The roots in Kintoor
In the early 19th century, Kintoor was home to Syed Ahmad Musavi, a devout Shia cleric born into a family that had migrated to India from Iran a generation earlier.
At a time when British colonial power was expanding and Mughal rule was waning, Musavi left Kintoor in 1830 to visit the sacred city of Najaf in Iraq, home to the tomb of Imam Ali. He never returned to India.
Ahmad Musavi, known by the title ‘Hindi’ — a name he retained throughout his life and one still present in Iranian records — died in 1869 and is buried in Karbala. Yet, his spiritual legacy would ripple through time, ultimately influencing the religious and political trajectory of Iran.
Kintoor, once a significant seat of Shia scholarship, now finds itself tied to the very origins of the Islamic Republic of Iran.

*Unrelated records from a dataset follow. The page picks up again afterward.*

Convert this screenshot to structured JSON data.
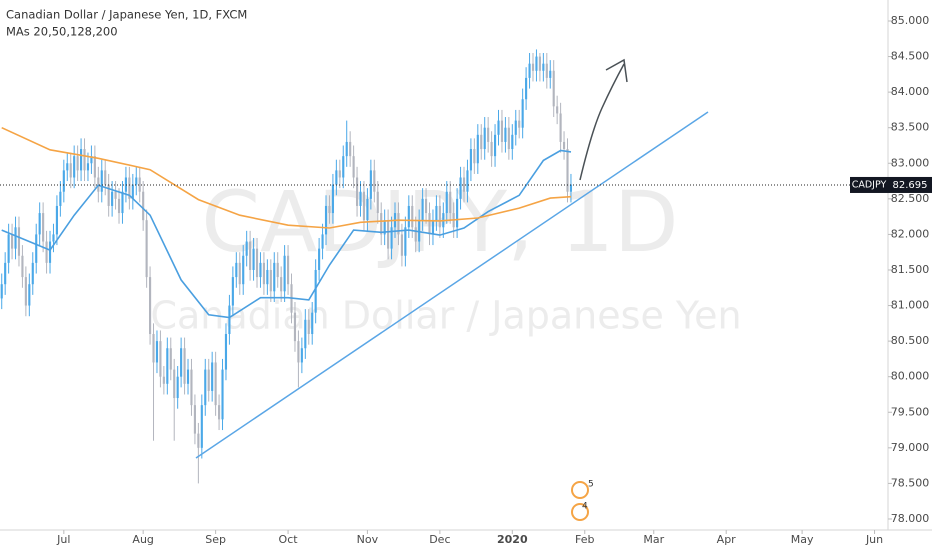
{
  "chart_data": {
    "type": "candlestick",
    "title": "Canadian Dollar / Japanese Yen, 1D, FXCM",
    "subtitle": "MAs 20,50,128,200",
    "watermark": [
      "CADJPY, 1D",
      "Canadian Dollar / Japanese Yen"
    ],
    "up_color": "#4aa8e8",
    "down_color": "#b2b5be",
    "grid": false,
    "xlim": [
      -0.5,
      256.9
    ],
    "ylim": [
      77.845,
      85.295
    ],
    "xticks": [
      {
        "value": 18,
        "label": "Jul"
      },
      {
        "value": 41,
        "label": "Aug"
      },
      {
        "value": 62,
        "label": "Sep"
      },
      {
        "value": 83,
        "label": "Oct"
      },
      {
        "value": 106,
        "label": "Nov"
      },
      {
        "value": 127,
        "label": "Dec"
      },
      {
        "value": 148,
        "label": "2020"
      },
      {
        "value": 169,
        "label": "Feb"
      },
      {
        "value": 189,
        "label": "Mar"
      },
      {
        "value": 210,
        "label": "Apr"
      },
      {
        "value": 232,
        "label": "May"
      },
      {
        "value": 253,
        "label": "Jun"
      }
    ],
    "yticks": [
      {
        "value": 78,
        "label": "78.000"
      },
      {
        "value": 78.5,
        "label": "78.500"
      },
      {
        "value": 79,
        "label": "79.000"
      },
      {
        "value": 79.5,
        "label": "79.500"
      },
      {
        "value": 80,
        "label": "80.000"
      },
      {
        "value": 80.5,
        "label": "80.500"
      },
      {
        "value": 81,
        "label": "81.000"
      },
      {
        "value": 81.5,
        "label": "81.500"
      },
      {
        "value": 82,
        "label": "82.000"
      },
      {
        "value": 82.5,
        "label": "82.500"
      },
      {
        "value": 83,
        "label": "83.000"
      },
      {
        "value": 83.5,
        "label": "83.500"
      },
      {
        "value": 84,
        "label": "84.000"
      },
      {
        "value": 84.5,
        "label": "84.500"
      },
      {
        "value": 85,
        "label": "85.000"
      }
    ],
    "symbol": "CADJPY",
    "last_price": 82.695,
    "events": [
      "5",
      "4"
    ],
    "ohlc": [
      [
        81.1,
        81.45,
        80.95,
        81.3
      ],
      [
        81.3,
        81.75,
        81.15,
        81.6
      ],
      [
        81.6,
        82.15,
        81.45,
        82.0
      ],
      [
        82.0,
        82.15,
        81.65,
        81.8
      ],
      [
        81.8,
        82.25,
        81.65,
        82.1
      ],
      [
        82.1,
        82.25,
        81.55,
        81.7
      ],
      [
        81.7,
        81.85,
        81.25,
        81.4
      ],
      [
        81.4,
        81.55,
        80.85,
        81.0
      ],
      [
        81.0,
        81.45,
        80.85,
        81.3
      ],
      [
        81.3,
        81.75,
        81.15,
        81.6
      ],
      [
        81.6,
        82.15,
        81.45,
        82.0
      ],
      [
        82.0,
        82.45,
        81.85,
        82.3
      ],
      [
        82.3,
        82.45,
        81.75,
        81.9
      ],
      [
        81.9,
        82.05,
        81.45,
        81.6
      ],
      [
        81.6,
        82.05,
        81.45,
        81.9
      ],
      [
        81.9,
        82.15,
        81.75,
        82.0
      ],
      [
        82.0,
        82.55,
        81.85,
        82.4
      ],
      [
        82.4,
        82.75,
        82.25,
        82.6
      ],
      [
        82.6,
        83.05,
        82.45,
        82.9
      ],
      [
        82.9,
        83.15,
        82.75,
        83.0
      ],
      [
        83.0,
        83.15,
        82.65,
        82.8
      ],
      [
        82.8,
        83.25,
        82.65,
        83.1
      ],
      [
        83.1,
        83.25,
        82.75,
        82.9
      ],
      [
        82.9,
        83.35,
        82.75,
        83.2
      ],
      [
        83.2,
        83.35,
        82.75,
        82.9
      ],
      [
        82.9,
        83.15,
        82.75,
        83.0
      ],
      [
        83.0,
        83.25,
        82.85,
        83.1
      ],
      [
        83.1,
        83.25,
        82.65,
        82.8
      ],
      [
        82.8,
        82.95,
        82.45,
        82.6
      ],
      [
        82.6,
        83.05,
        82.45,
        82.9
      ],
      [
        82.9,
        83.05,
        82.55,
        82.7
      ],
      [
        82.7,
        82.85,
        82.25,
        82.4
      ],
      [
        82.4,
        82.75,
        82.25,
        82.6
      ],
      [
        82.6,
        82.75,
        82.35,
        82.5
      ],
      [
        82.5,
        82.65,
        82.15,
        82.3
      ],
      [
        82.3,
        82.75,
        82.15,
        82.6
      ],
      [
        82.6,
        82.95,
        82.45,
        82.8
      ],
      [
        82.8,
        82.95,
        82.35,
        82.5
      ],
      [
        82.5,
        82.85,
        82.35,
        82.7
      ],
      [
        82.7,
        82.95,
        82.55,
        82.8
      ],
      [
        82.8,
        82.95,
        82.45,
        82.6
      ],
      [
        82.6,
        82.75,
        82.05,
        82.2
      ],
      [
        82.2,
        82.35,
        81.25,
        81.4
      ],
      [
        81.4,
        81.55,
        80.45,
        80.6
      ],
      [
        80.6,
        80.75,
        79.1,
        80.2
      ],
      [
        80.2,
        80.65,
        80.05,
        80.5
      ],
      [
        80.5,
        80.65,
        79.85,
        80.0
      ],
      [
        80.0,
        80.15,
        79.75,
        79.9
      ],
      [
        79.9,
        80.55,
        79.75,
        80.4
      ],
      [
        80.4,
        80.55,
        79.95,
        80.1
      ],
      [
        80.1,
        80.25,
        79.1,
        79.7
      ],
      [
        79.7,
        80.15,
        79.55,
        80.0
      ],
      [
        80.0,
        80.55,
        79.85,
        80.4
      ],
      [
        80.4,
        80.55,
        79.75,
        79.9
      ],
      [
        79.9,
        80.25,
        79.75,
        80.1
      ],
      [
        80.1,
        80.25,
        79.45,
        79.6
      ],
      [
        79.6,
        79.75,
        79.05,
        79.2
      ],
      [
        79.2,
        79.35,
        78.5,
        79.0
      ],
      [
        79.0,
        79.75,
        78.85,
        79.6
      ],
      [
        79.6,
        80.25,
        79.45,
        80.1
      ],
      [
        80.1,
        80.25,
        79.65,
        79.8
      ],
      [
        79.8,
        80.35,
        79.65,
        80.2
      ],
      [
        80.2,
        80.35,
        79.45,
        79.6
      ],
      [
        79.6,
        79.75,
        79.25,
        79.4
      ],
      [
        79.4,
        80.25,
        79.25,
        80.1
      ],
      [
        80.1,
        80.75,
        79.95,
        80.6
      ],
      [
        80.6,
        81.15,
        80.45,
        81.0
      ],
      [
        81.0,
        81.55,
        80.85,
        81.4
      ],
      [
        81.4,
        81.75,
        81.25,
        81.6
      ],
      [
        81.6,
        81.75,
        81.15,
        81.3
      ],
      [
        81.3,
        81.85,
        81.15,
        81.7
      ],
      [
        81.7,
        82.05,
        81.55,
        81.9
      ],
      [
        81.9,
        82.05,
        81.35,
        81.5
      ],
      [
        81.5,
        81.95,
        81.35,
        81.8
      ],
      [
        81.8,
        81.95,
        81.25,
        81.4
      ],
      [
        81.4,
        81.75,
        81.25,
        81.6
      ],
      [
        81.6,
        81.75,
        81.15,
        81.3
      ],
      [
        81.3,
        81.65,
        81.15,
        81.5
      ],
      [
        81.5,
        81.65,
        81.05,
        81.2
      ],
      [
        81.2,
        81.75,
        81.05,
        81.6
      ],
      [
        81.6,
        81.75,
        81.25,
        81.4
      ],
      [
        81.4,
        81.55,
        81.05,
        81.2
      ],
      [
        81.2,
        81.85,
        81.05,
        81.7
      ],
      [
        81.7,
        81.85,
        81.15,
        81.3
      ],
      [
        81.3,
        81.45,
        80.75,
        80.9
      ],
      [
        80.9,
        81.05,
        80.35,
        80.5
      ],
      [
        80.5,
        80.65,
        79.85,
        80.2
      ],
      [
        80.2,
        80.55,
        80.05,
        80.4
      ],
      [
        80.4,
        80.95,
        80.25,
        80.8
      ],
      [
        80.8,
        80.95,
        80.45,
        80.6
      ],
      [
        80.6,
        81.05,
        80.45,
        80.9
      ],
      [
        80.9,
        81.65,
        80.75,
        81.5
      ],
      [
        81.5,
        81.95,
        81.35,
        81.8
      ],
      [
        81.8,
        82.15,
        81.65,
        82.0
      ],
      [
        82.0,
        82.55,
        81.85,
        82.4
      ],
      [
        82.4,
        82.55,
        82.15,
        82.3
      ],
      [
        82.3,
        82.85,
        82.15,
        82.7
      ],
      [
        82.7,
        83.05,
        82.55,
        82.9
      ],
      [
        82.9,
        83.05,
        82.65,
        82.8
      ],
      [
        82.8,
        83.25,
        82.65,
        83.1
      ],
      [
        83.1,
        83.6,
        82.95,
        83.3
      ],
      [
        83.3,
        83.45,
        82.95,
        83.1
      ],
      [
        83.1,
        83.25,
        82.65,
        82.8
      ],
      [
        82.8,
        82.95,
        82.25,
        82.4
      ],
      [
        82.4,
        82.75,
        82.25,
        82.6
      ],
      [
        82.6,
        82.75,
        82.05,
        82.2
      ],
      [
        82.2,
        82.65,
        82.05,
        82.5
      ],
      [
        82.5,
        83.05,
        82.35,
        82.9
      ],
      [
        82.9,
        83.05,
        82.45,
        82.6
      ],
      [
        82.6,
        82.75,
        82.15,
        82.3
      ],
      [
        82.3,
        82.45,
        81.85,
        82.0
      ],
      [
        82.0,
        82.35,
        81.85,
        82.2
      ],
      [
        82.2,
        82.35,
        81.65,
        81.8
      ],
      [
        81.8,
        82.25,
        81.65,
        82.1
      ],
      [
        82.1,
        82.45,
        81.95,
        82.3
      ],
      [
        82.3,
        82.45,
        81.85,
        82.0
      ],
      [
        82.0,
        82.15,
        81.55,
        81.7
      ],
      [
        81.7,
        82.25,
        81.55,
        82.1
      ],
      [
        82.1,
        82.55,
        81.95,
        82.4
      ],
      [
        82.4,
        82.55,
        81.95,
        82.1
      ],
      [
        82.1,
        82.25,
        81.75,
        81.9
      ],
      [
        81.9,
        82.35,
        81.75,
        82.2
      ],
      [
        82.2,
        82.65,
        82.05,
        82.5
      ],
      [
        82.5,
        82.65,
        82.15,
        82.3
      ],
      [
        82.3,
        82.45,
        81.85,
        82.0
      ],
      [
        82.0,
        82.35,
        81.85,
        82.2
      ],
      [
        82.2,
        82.55,
        82.05,
        82.4
      ],
      [
        82.4,
        82.55,
        81.95,
        82.1
      ],
      [
        82.1,
        82.45,
        81.95,
        82.3
      ],
      [
        82.3,
        82.75,
        82.15,
        82.6
      ],
      [
        82.6,
        82.75,
        82.15,
        82.3
      ],
      [
        82.3,
        82.45,
        81.95,
        82.1
      ],
      [
        82.1,
        82.65,
        81.95,
        82.5
      ],
      [
        82.5,
        82.95,
        82.35,
        82.8
      ],
      [
        82.8,
        82.95,
        82.45,
        82.6
      ],
      [
        82.6,
        83.05,
        82.45,
        82.9
      ],
      [
        82.9,
        83.35,
        82.75,
        83.2
      ],
      [
        83.2,
        83.35,
        82.85,
        83.0
      ],
      [
        83.0,
        83.55,
        82.85,
        83.4
      ],
      [
        83.4,
        83.55,
        83.05,
        83.2
      ],
      [
        83.2,
        83.65,
        83.05,
        83.5
      ],
      [
        83.5,
        83.65,
        83.15,
        83.3
      ],
      [
        83.3,
        83.45,
        82.95,
        83.1
      ],
      [
        83.1,
        83.55,
        82.95,
        83.4
      ],
      [
        83.4,
        83.75,
        83.25,
        83.6
      ],
      [
        83.6,
        83.75,
        83.15,
        83.3
      ],
      [
        83.3,
        83.65,
        83.15,
        83.5
      ],
      [
        83.5,
        83.65,
        83.05,
        83.2
      ],
      [
        83.2,
        83.55,
        83.05,
        83.4
      ],
      [
        83.4,
        83.75,
        83.25,
        83.6
      ],
      [
        83.6,
        83.75,
        83.35,
        83.5
      ],
      [
        83.5,
        84.05,
        83.35,
        83.9
      ],
      [
        83.9,
        84.35,
        83.75,
        84.2
      ],
      [
        84.2,
        84.55,
        84.05,
        84.4
      ],
      [
        84.4,
        84.55,
        84.15,
        84.3
      ],
      [
        84.3,
        84.6,
        84.15,
        84.5
      ],
      [
        84.5,
        84.55,
        84.15,
        84.3
      ],
      [
        84.3,
        84.55,
        84.15,
        84.4
      ],
      [
        84.4,
        84.55,
        84.05,
        84.2
      ],
      [
        84.2,
        84.45,
        84.05,
        84.3
      ],
      [
        84.3,
        84.45,
        83.65,
        83.8
      ],
      [
        83.8,
        83.95,
        83.55,
        83.7
      ],
      [
        83.7,
        83.85,
        83.15,
        83.3
      ],
      [
        83.3,
        83.45,
        83.05,
        83.2
      ],
      [
        83.2,
        83.35,
        82.45,
        82.6
      ],
      [
        82.6,
        82.85,
        82.45,
        82.7
      ]
    ],
    "series": [
      {
        "color": "#4a9fe0",
        "x": [
          0,
          14,
          21,
          28,
          37,
          43,
          52,
          60,
          66,
          75,
          83,
          89,
          95,
          102,
          110,
          118,
          127,
          134,
          141,
          150,
          157,
          162,
          165
        ],
        "values": [
          82.06,
          81.78,
          82.27,
          82.69,
          82.55,
          82.27,
          81.36,
          80.87,
          80.83,
          81.11,
          81.11,
          81.08,
          81.57,
          82.06,
          82.03,
          82.06,
          81.99,
          82.09,
          82.32,
          82.55,
          83.04,
          83.18,
          83.16
        ]
      },
      {
        "color": "#f5a445",
        "x": [
          0,
          14,
          28,
          43,
          57,
          69,
          83,
          95,
          104,
          115,
          127,
          138,
          150,
          159,
          165
        ],
        "values": [
          83.5,
          83.19,
          83.07,
          82.91,
          82.49,
          82.27,
          82.13,
          82.09,
          82.17,
          82.2,
          82.19,
          82.23,
          82.37,
          82.51,
          82.53
        ]
      }
    ]
  }
}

The rise of Ayatollah Khomeini
Ahmad Musavi’s grandson, Ruhollah Khomeini, was born in 1902. A century after his grandfather’s departure from India, Khomeini emerged as a prominent cleric and vocal critic of the Shah of Iran, Mohammad Reza Pahlavi. By the 1960s, he was known for his fierce opposition to the Western-backed monarchy and the secularisation of Iranian society.

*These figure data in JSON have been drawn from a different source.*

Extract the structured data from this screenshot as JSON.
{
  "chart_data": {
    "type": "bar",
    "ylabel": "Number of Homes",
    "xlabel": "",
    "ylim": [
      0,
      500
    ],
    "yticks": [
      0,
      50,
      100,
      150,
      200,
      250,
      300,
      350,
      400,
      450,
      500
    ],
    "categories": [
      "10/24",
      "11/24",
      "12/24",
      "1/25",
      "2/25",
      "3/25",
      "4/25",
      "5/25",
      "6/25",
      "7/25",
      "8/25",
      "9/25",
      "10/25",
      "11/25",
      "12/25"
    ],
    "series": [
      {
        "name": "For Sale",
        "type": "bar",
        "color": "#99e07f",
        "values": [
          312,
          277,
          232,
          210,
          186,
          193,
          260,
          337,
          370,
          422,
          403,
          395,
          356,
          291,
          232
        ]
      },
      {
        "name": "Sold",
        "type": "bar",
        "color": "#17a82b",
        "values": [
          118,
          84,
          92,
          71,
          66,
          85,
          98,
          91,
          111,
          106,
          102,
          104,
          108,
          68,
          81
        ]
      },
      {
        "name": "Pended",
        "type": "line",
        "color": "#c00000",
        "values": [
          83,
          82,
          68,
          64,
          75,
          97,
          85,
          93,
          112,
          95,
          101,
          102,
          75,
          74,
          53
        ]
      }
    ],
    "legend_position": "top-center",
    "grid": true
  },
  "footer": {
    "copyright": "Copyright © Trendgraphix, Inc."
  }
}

In 1979, the tide turned. Khomeini’s powerful sermons and mass protests led to the fall of the Shah’s regime and the establishment of the Islamic Republic. Khomeini assumed the mantle of Supreme Leader, reshaping Iran into a hardline theocracy grounded in Islamic jurisprudence.
Despite ascending to the highest office in the country, Khomeini was known for his austere lifestyle. He lived in a modest, single-storey house in Tehran, devoid of opulence. Even after the house was offered to him for free by Sayyid Mahdi Imam Jamah, Khomeini insisted on paying a thousand riyals.
Though Khomeini never met his grandfather, family teachings and the enduring spirit of faith passed down generations profoundly shaped his worldview. His ideology — rooted in clerical tradition and Shia theology — mirrored Ahmad Musavi’s call for Islamic revival.
Khamenei's separate lineage
While the legacy of Khomeini continues through the Islamic Republic’s institutional structures, it is crucial to distinguish that Iran’s current Supreme Leader, Ayatollah Ali Khamenei, does not share the same familial background.
Khamenei hails from a different clerical lineage, with no verifiable ancestral link to India. Khamenei was a close confidant to Khomeini.
However, the ideological bond between the two leaders runs deep.
Like Khomeini, Khamenei has entrenched Iran’s foreign policy in resistance — to the West, to secular influence and to Israel’s growing aggression.
As West Asia braces for what may be another war, the echoes of a spiritual journey that began in Barabanki nearly two centuries ago still resonate.